The arrival of the Texas barnfind Willys MB this week, and some postings I saw about Austin Champs, made me seek out photos of the fun barnfind I purchased years ago. It was a British military Austin Champ.
At the time I was working summers in a local bicycle shop. A friend of the owner knew I was into antique Jeeps as I often drove the Willys MB to work. He asked if I had ever heard of an Austin Champ. He said his 92 year old father had one in his workshop and wanted to sell it. (on a side note, his father was a neat fellow who worked on the Manhatten project in WW2).
I was intrigued and went home to research the vehicle. As the price was right for a penniless schoolteacher we made an arrangement and my poor put-upon rollback driver, Bob, joined me for the adventure.

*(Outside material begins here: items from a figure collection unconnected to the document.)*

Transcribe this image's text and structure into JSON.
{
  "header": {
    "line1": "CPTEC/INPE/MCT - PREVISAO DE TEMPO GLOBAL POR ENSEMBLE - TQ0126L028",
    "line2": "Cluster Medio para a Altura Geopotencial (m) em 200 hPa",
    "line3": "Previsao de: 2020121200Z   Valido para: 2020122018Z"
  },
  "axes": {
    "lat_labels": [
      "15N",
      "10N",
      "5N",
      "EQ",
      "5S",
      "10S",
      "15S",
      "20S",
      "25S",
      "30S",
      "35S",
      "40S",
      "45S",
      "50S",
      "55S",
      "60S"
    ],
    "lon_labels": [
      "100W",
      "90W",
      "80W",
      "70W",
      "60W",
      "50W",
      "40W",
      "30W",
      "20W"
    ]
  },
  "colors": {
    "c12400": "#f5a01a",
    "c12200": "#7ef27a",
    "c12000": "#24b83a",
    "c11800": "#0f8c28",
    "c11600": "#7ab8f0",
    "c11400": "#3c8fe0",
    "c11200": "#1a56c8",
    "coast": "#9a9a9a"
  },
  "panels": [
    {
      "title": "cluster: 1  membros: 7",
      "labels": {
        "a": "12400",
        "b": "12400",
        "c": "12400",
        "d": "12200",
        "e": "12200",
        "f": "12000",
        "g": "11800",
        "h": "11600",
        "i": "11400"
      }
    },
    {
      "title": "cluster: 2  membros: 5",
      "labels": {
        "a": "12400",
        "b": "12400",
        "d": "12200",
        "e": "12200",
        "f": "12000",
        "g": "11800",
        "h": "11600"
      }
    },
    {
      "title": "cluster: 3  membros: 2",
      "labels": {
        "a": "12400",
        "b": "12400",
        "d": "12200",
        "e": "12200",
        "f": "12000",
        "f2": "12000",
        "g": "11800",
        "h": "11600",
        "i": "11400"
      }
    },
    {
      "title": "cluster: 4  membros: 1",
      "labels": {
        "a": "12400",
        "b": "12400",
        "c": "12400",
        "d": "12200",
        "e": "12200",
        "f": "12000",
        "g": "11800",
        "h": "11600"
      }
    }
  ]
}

The extrication was quite interesting. Brake drums were frozen and a whole pile of oddball items had to be removed to get the Champ out of its shed. The building it was in was a steel workshop built in front of another workshop. There were even tunnels going into the hillside and under the main house. (The main house was built out of salvage and painted in giant polka-dots!) I actually got lost at one point looking for a light switch.
The Austin Champs were made in the early 1950s and were eventually replaced with the more simple and lightweight Landrovers. After I worked on the Champ for a while I really felt like it was designed by a committee. Very heavy and over-engineered. After putting a good amount of work into it I finally sold it and put the time into restoring my father’s ’56 Porsche instead.
Champs are neat vehicles though, and I think less than 900 still exist. To find out more about them visit the Owners’ Club at: www.Austinchamp.com I wish I had possessed the time and money to restore the one I owned briefly. But I know it is happy in its new home.